The gameplay in the Robin episode is standard Arkham stuff. The dialogue that plays out between Barbara and Tim is not. As Robin, I grappled from high point to high point, dropping down to perform silent takedowns on Two-Face’s henchmen. As I did this, Barbara and Tim bantered, at first playfully, as a married couple might, but then with some urgency as Robin realized he needed to get some information out of a factory worker.
“The foreman’s in the control room,” Barbara tells Tim. “He’ll know where Two-Face is hiding.”
“I’ll make him talk,” Tim growls.
“Really?” Barbara asks.
“What?” Tim says.
“Nothing,” she shoots back.
“Barbara, I know when you want to say something,” he says.
“Ok,” she says. “It’s just. You were always the good cop, weren’t you?”
“Good cop, huh?” he says. “Ok.”
Robin then interrogates the guy.
These newlyweds care for each other. Barbara is worried about how far her husband will go. Tim seems embarrassed about his rep. Batman is out of the picture by the time these events unfold, and the idea of if or how Robin would replace him hits even harder in the scene that follows. Robin is in a fancy hallway, heading to a circular balcony that looks over a heavily-guarded atrium.

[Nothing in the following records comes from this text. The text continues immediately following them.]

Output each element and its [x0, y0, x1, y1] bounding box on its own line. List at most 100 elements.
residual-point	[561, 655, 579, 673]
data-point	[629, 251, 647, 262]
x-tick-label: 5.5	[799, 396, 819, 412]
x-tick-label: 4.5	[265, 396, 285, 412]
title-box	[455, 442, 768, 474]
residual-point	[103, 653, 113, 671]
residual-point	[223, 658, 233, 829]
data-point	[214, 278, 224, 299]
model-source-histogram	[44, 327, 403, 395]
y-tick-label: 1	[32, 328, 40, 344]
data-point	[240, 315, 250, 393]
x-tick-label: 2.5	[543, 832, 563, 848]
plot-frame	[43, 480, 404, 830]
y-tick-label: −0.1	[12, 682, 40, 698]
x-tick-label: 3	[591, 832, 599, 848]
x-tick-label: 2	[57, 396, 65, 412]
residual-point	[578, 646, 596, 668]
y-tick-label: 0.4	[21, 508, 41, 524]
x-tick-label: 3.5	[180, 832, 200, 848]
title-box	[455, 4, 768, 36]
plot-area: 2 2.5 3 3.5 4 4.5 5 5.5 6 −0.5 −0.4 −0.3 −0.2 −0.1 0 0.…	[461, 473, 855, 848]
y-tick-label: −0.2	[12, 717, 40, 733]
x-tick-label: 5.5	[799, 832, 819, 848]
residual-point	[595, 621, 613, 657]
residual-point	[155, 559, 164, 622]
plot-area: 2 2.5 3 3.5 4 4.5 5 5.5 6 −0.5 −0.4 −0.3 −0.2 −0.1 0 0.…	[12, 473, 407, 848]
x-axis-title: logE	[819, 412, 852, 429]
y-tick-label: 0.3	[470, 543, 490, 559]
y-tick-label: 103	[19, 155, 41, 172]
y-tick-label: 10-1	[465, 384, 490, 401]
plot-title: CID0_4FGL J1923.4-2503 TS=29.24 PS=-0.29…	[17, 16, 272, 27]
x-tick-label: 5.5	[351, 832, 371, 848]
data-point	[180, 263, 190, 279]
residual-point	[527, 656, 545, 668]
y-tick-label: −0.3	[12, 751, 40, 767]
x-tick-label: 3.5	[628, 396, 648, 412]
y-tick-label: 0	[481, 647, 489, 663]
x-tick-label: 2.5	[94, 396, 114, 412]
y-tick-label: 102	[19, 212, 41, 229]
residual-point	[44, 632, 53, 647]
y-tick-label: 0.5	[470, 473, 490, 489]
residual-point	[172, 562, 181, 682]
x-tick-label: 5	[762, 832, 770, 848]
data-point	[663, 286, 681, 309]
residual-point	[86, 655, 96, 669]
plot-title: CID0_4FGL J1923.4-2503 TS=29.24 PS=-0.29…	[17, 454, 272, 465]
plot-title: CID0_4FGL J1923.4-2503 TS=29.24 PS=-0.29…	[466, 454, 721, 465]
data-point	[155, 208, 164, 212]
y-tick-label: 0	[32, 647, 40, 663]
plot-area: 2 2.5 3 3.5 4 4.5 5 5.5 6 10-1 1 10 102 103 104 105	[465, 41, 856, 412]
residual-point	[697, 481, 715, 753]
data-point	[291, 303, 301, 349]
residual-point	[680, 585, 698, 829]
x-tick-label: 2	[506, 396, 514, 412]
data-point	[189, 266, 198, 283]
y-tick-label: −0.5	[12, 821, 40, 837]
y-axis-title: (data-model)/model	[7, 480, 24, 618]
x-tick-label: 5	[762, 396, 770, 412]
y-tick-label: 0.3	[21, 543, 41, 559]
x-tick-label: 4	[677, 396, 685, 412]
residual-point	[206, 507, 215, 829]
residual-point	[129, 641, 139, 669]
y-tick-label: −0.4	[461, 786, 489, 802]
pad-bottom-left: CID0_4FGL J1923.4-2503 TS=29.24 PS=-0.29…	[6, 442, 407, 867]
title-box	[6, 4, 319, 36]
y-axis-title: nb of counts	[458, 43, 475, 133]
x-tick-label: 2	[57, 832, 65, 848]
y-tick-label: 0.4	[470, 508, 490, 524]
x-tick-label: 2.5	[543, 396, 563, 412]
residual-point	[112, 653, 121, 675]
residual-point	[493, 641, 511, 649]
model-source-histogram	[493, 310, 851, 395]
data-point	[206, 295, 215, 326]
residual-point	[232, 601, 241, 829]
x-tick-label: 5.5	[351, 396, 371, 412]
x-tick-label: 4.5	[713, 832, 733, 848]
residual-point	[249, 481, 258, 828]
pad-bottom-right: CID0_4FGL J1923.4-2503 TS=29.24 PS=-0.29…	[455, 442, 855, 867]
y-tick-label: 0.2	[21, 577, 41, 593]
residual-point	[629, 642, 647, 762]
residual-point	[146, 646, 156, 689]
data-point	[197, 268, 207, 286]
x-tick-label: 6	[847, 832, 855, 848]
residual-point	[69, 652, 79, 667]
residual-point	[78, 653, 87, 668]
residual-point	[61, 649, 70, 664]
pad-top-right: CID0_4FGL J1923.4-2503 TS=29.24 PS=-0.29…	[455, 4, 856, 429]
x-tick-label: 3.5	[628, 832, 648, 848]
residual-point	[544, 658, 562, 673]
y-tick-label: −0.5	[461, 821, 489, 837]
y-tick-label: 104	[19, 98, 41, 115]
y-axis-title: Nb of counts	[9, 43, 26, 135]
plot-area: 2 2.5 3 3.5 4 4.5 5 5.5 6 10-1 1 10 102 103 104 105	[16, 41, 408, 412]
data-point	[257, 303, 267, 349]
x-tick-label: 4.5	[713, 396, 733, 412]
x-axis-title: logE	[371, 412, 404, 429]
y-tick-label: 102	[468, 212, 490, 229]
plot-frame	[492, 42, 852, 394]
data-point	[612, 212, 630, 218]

There’s a door down there that he needs to get through, but it is blocked by sentry guns and guarded by several thugs. The player has to figure out how to take them down.
Through a loudspeaker, Two-Face taunts Robin: “Let’s see if the Boy Wonder can cope without the Bat to hold his hand!”
“You can do this, Tim,” Barbara says in Robin’s ear piece as the game camera flies over the guarded room, tempting the player to figure out how to bypass the formidable defenses.
The thugs know Robin is nearby and talk tough.
“He’s got guts, I give him that,” one thugs says.
“He’s frigging deluded,” another says. “All that time working with the Bat, he thinks he’s better than he is.”
They continue, mocking Robin’s inexperience. Obviously Robin can hear this, and we can assume it bothers him.
The way to get past this room requires the player to make Robin slide down a vertical air vent and creep through a storage area. As Robin does this, Barbara asks: “How’s it going?”
“Slow,” Tim replies, with clear frustration in his voice.
“Tim, stop that,” she replies. “You’re not him.”
“So everyone keeps telling me,” he says.
“Good,” she says. “I’m glad you’re not. You can be better. I know it.”
Sure, in this case, Barbara Gordon, now known as Oracle, is playing something of a cliched emotional labor supporting-wife role, but in her own episode, she’s the one in charge and Robin plays support. I’m suddenly enamored with this idea of a superhero game in which young newlyweds urge each other on, fret about the influence of the older generation of heroes and find ways to forge their own path. I wasn’t expecting to find something this compelling buried in the maligned DLC for a three-year-old game.
I loved this. I would play more of this.